To stimulate competition on home ground, The Motor Cycle offered a silver trophy for the first successful attempt on British soil. That, of course, meant Brooklands, and on 1st August 1928 Bill Lacey, already a formidable competitor at the Weybridge track, wheeled out his immaculate Grindlay-Peerless and raised the record to 103.3mph, lapping at over 105mph in the process and taking the 750cc and 1000cc records into the bargain!
The resulting 'Hundred Model' replica, though different in detail, was essentially the same as Lacey's original, right down to its distinctive nickel-plated frame and cycle parts. However, as delivered to Lacey's Brooklands workshop, the replica was not capable of the 100mph lap guaranteed by the factory. The job of fettling the bikes and tweaking the twin-port JAP engine to Lacey's specification fell to his assistant Wal Phillips, whereupon each was tested by Lacey at 100mph-plus and issued with a certificate.
'Boy' Tubb bought his Grindlay in November 1935 from a fellow Brooklands competitor named McClure. Results were disappointing at first, the best lap speed being around 88mph, and so the engine was despatched to E C E 'Ted' Baragwanath, the famous Brooklands rider/tuner and JAP agent, for upgrading. Baragwanath fitted a longer con-rod (raising the cylinder barrel to compensate), swapped the twin-port cylinder head for a single-port version, and installed cams developed by Bert Le Vack.
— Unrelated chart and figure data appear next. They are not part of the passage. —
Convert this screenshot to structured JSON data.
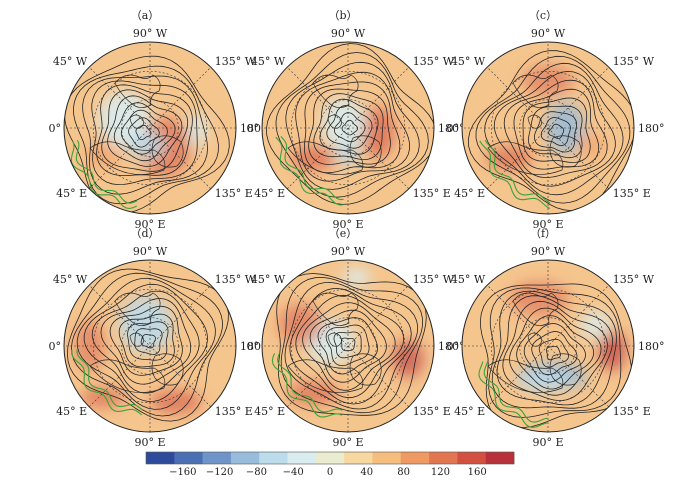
{
  "panels": [
    {
      "label": "（a）"
    },
    {
      "label": "（b）"
    },
    {
      "label": "（c）"
    },
    {
      "label": "（d）"
    },
    {
      "label": "（e）"
    },
    {
      "label": "（f）"
    }
  ],
  "longitude_labels": {
    "top": "90° W",
    "upper_right": "135° W",
    "right": "180°",
    "lower_right": "135° E",
    "bottom": "90° E",
    "lower_left": "45° E",
    "left": "0°",
    "upper_left": "45° W"
  },
  "colorbar": {
    "colors": [
      "#2e4a9a",
      "#4a6fb3",
      "#6f95c8",
      "#98bcdc",
      "#bcdcec",
      "#d9edf0",
      "#eaecd0",
      "#f7d8a0",
      "#f5bd7e",
      "#ef9a62",
      "#e27650",
      "#d2503f",
      "#b8303a"
    ],
    "tick_labels": [
      "−160",
      "−120",
      "−80",
      "−40",
      "0",
      "40",
      "80",
      "120",
      "160"
    ],
    "tick_values": [
      -160,
      -120,
      -80,
      -40,
      0,
      40,
      80,
      120,
      160
    ],
    "range": [
      -200,
      200
    ]
  },
  "colors": {
    "background": "#f5c58e",
    "outline": "#222222",
    "grid": "#333333",
    "contour": "#222222",
    "coast": "#2a2a2a",
    "green_contour": "#3aa33a"
  }
}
He also helped sort out the handling, screwing the Grindlay's steering damper down tight, which cured it of a tendency to 'wobble' at high speed. The result was the coveted 'Gold Star' at over 102mph and 'Boy' Tubb went onto achieve numerous successes with the revitalised Grindlay, including his best-ever Brooklands lap on 30th June 1937 at over 105mph (see letter on file appended by Brooklands' official timekeeper, A V 'Ebby' Ebblewhite). Also on file is a fascinating article from the Brooklands Society Gazette (2005) in which 'Boy' Tubb evocatively recalls his racing exploits.
With the costs of racing the Grindlay becoming prohibitive - Baragwanath had to rebuild the engine twice, on the second occasion following a major blow-up in 1937 - Tubb retired the bike and after WW2 its use was confined to sprinting. (The small-capacity 'sprint' fuel tank used at this time is included in the sale). When the Brooklands Museum opened in the late 1980s, he offered the Grindlay, which had been restored in the 1970s, for display there. Cared for by John Bottomley and the Museum's voluntary motorcycle group, the Tubb Grindlay-Peerless was tested for The Classic MotorCycle by Roy Poynting (January 2006 edition, copy article on file) and in recent years has been used by the Brooklands Museum on numerous demonstration runs.
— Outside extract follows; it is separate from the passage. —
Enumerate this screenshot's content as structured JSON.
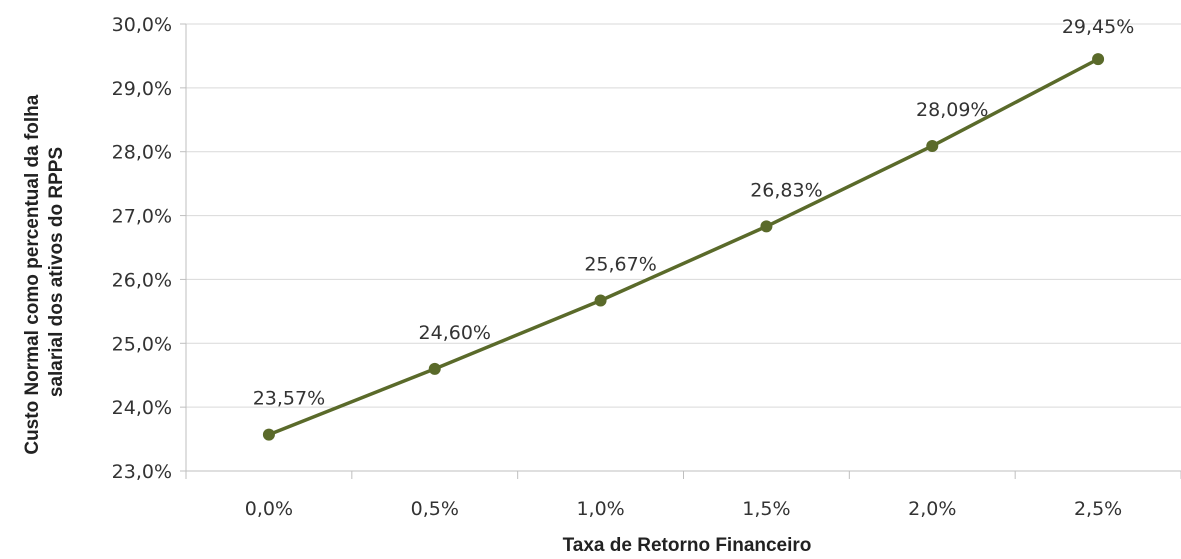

Included in the sale is 'Boy' Tubb's BMCRC badge and Brooklands 'Gold Star' (engraved 'E J Tubb' on the reverse), his Cromwell crash helmet, BMCRC membership card and badge bars (27 in total dating from 1933 to 1963) and a substantial quantity of race programmes, the majority relating to Brooklands events of the 1930s, many of which mention him and the Grindlay. The machine also comes with a quantity of period photographs.
Offered for sale by the Tubb family and possessing exceptionally well documented history, this 'Gold Star'-winning Grindlay-Peerless represents an exciting opportunity to acquire one of the rarest of all limited edition, Brooklands racing motorcycles of the Vintage period.